The incentive to succeed starts at parents having to pay, ending with the students being quite aggressively challenged to actually deliver on exams.
It may not be fit for everyone, but now that I work in an investment bank in Hong Kong, I dont feel like I m being abused by deadlines, financial objectives, disappointement on failures, high reward on success, expectation that I do more than the minimum etc.
But in France, saying these is an anathema, people can get insane we encourage kids to excel, in silly things such as just being fluent in English, useful in Math, generally aware of physics, careful about historical precedents or able to follow a discussion on philosophy. And it's not even considering accessories like understanding Latin etymology or never making a spelling mistake in French.
We may see education like a sort or right, that happens given enough tax money thrown at schools, but it feels to me like a mindset and a duty: we must understand what's happening around us and we must make our children useful. Too bad if it's a little bit hard some days, but that's this or we whine all our lives the rich are eating OUR cake, when all we ever did was being born and claiming equality.
Mass education is still a relatively new thing. Has there ever been a time when we successfully taught that to the large majority of children? Part of me wonders whether it is a reasonable goal. I don’t think the UK ever achieved the equivalent.
Responsible parents should challenge their kids to learn regardless if the school is public or not, if they care about the future of their children.
Triple integrals are a bit too hard for 11th grade, but they are usefull to calculate the speed of a sailing boat. If you admit only one sail form exist however, you can make a simple algorithm for your pupils to apply different lenght/height and calculate the ultimate ratios. Thank you Mr Mason.
Microwaves are dangerous, but the powder inside fluocompacte (don't have the translation :/) bulbs does not react dangerously, and that can be used to who how low-consumption light can change our consumption (it was before LED bulbs became a thing, overall i have a lot of useless knowledge from this, but the method stayed with me).
You don't need to learn italian to translate a fencing treaty from 17th century bologna, but translating historical text is hard. At least you can use some positions and attacks in your saber competition, it's not good but surprising enough to get some points. But well, my history teacher introduced most of us to HEMA
There is multiple francophone theater festival a year, some of them not in France, and surprisingly not many French school attend (We were mostly the only one each of the 3 time). Tulsea is a fine city, Agadir is better and Liege is interesting too (budget cut in my last year i guess, we did not take the plane).
My brother was in a private school however. And i can tell you the difference: in public school the floor is low, sometime very low compared to private school. But the ceiling can be much, much higher when your school have a bit of money (like if it's also a public trade school).

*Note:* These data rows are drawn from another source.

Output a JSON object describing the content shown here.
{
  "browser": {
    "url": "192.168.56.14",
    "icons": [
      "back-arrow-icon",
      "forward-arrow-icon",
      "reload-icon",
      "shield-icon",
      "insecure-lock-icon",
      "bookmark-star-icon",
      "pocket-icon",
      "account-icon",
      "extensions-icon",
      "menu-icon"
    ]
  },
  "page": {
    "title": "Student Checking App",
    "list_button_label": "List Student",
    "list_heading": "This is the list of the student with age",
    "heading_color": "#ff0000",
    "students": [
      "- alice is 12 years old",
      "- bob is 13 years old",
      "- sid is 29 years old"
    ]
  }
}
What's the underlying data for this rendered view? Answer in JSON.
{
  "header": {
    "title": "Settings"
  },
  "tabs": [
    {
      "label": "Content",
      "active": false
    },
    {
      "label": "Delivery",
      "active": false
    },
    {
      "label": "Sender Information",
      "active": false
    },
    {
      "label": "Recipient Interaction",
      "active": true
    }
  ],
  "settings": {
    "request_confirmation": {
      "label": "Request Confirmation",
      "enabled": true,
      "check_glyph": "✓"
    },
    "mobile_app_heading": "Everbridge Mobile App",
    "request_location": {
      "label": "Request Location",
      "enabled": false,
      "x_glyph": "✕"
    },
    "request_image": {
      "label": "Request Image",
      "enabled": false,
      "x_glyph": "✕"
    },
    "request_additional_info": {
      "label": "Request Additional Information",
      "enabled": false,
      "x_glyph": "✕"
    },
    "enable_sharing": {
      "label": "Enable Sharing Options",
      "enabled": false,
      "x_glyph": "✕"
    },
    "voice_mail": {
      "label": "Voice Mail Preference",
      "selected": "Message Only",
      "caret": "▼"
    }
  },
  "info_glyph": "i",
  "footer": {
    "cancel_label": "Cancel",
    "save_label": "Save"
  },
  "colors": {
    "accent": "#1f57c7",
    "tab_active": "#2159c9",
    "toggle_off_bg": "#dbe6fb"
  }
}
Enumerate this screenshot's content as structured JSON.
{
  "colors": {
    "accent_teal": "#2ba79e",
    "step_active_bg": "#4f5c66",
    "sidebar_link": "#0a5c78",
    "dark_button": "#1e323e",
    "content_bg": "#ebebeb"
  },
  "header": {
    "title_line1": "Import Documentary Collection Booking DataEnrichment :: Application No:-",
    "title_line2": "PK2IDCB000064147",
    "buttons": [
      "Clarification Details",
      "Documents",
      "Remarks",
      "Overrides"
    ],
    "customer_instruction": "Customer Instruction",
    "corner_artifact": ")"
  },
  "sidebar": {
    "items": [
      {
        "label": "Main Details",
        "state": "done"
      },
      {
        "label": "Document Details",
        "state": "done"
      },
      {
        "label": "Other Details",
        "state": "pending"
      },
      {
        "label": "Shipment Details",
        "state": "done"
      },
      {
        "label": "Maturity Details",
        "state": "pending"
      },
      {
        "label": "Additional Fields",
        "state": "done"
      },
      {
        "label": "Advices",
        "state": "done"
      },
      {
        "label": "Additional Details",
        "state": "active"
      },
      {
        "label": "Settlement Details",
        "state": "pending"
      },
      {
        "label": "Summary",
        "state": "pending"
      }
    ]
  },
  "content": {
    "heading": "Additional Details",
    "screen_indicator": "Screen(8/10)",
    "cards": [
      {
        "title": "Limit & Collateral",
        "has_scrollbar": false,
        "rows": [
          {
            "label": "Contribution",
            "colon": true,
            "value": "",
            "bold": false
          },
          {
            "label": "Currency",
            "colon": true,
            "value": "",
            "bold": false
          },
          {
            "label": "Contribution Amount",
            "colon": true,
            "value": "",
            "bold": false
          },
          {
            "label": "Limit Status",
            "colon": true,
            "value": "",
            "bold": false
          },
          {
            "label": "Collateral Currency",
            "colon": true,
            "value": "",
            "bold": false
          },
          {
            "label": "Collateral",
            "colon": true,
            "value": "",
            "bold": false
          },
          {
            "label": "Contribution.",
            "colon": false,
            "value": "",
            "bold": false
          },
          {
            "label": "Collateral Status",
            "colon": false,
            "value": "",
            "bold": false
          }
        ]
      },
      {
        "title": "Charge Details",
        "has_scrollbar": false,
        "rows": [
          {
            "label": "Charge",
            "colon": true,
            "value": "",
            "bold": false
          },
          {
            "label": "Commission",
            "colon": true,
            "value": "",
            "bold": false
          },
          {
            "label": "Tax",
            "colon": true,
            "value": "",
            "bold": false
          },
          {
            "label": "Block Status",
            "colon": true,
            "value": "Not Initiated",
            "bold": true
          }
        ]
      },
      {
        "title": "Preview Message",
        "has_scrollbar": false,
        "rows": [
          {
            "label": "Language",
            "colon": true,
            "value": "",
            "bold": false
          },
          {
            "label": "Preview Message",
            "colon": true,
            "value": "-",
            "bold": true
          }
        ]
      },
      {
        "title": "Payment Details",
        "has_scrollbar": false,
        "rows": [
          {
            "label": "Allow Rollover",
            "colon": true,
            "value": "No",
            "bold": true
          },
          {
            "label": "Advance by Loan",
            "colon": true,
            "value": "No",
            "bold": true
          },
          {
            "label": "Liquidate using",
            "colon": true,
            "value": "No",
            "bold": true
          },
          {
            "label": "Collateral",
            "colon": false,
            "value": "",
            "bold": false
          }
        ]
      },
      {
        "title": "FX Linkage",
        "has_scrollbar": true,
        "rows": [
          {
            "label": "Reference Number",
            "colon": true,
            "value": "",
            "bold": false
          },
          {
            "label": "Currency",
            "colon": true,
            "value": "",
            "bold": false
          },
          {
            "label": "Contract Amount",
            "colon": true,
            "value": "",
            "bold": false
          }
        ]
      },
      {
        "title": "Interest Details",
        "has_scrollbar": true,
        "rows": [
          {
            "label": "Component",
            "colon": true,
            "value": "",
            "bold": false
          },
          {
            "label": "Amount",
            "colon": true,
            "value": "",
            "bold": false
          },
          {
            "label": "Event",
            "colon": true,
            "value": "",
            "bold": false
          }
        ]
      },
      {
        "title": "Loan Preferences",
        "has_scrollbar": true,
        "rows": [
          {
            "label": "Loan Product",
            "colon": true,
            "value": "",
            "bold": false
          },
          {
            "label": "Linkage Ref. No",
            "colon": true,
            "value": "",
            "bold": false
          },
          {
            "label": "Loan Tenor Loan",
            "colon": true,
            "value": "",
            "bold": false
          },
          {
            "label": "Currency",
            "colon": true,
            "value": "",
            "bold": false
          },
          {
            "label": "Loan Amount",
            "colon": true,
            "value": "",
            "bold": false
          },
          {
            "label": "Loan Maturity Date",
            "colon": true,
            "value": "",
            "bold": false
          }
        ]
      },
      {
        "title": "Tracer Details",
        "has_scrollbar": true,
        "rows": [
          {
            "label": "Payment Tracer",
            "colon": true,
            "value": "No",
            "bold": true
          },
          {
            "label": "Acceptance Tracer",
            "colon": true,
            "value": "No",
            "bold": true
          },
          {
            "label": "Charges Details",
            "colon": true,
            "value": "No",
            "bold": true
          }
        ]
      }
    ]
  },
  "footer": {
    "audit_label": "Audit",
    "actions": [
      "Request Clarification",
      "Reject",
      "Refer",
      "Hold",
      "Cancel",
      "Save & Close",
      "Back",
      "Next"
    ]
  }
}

I've also been part of "les petit debrouillards" and i've taught some chemistry and engineering (sometime even electricity!) to kids, at different levels. I've been invited to public school, to homeschooling association, but never to private school. It might be anecdotal, but our group was very well known and liked, we had a lot more invitations than we could respond to/attend to, and never once we were called to a private school. It's not a dig, but in my mind, it is exactly why i couldn't have done everything i've done if i went to the same private school my brother went. I would probably have a lot more money than i do now (not that i really care, i'm still in the top 10% income), but with a lot less skills and experiences.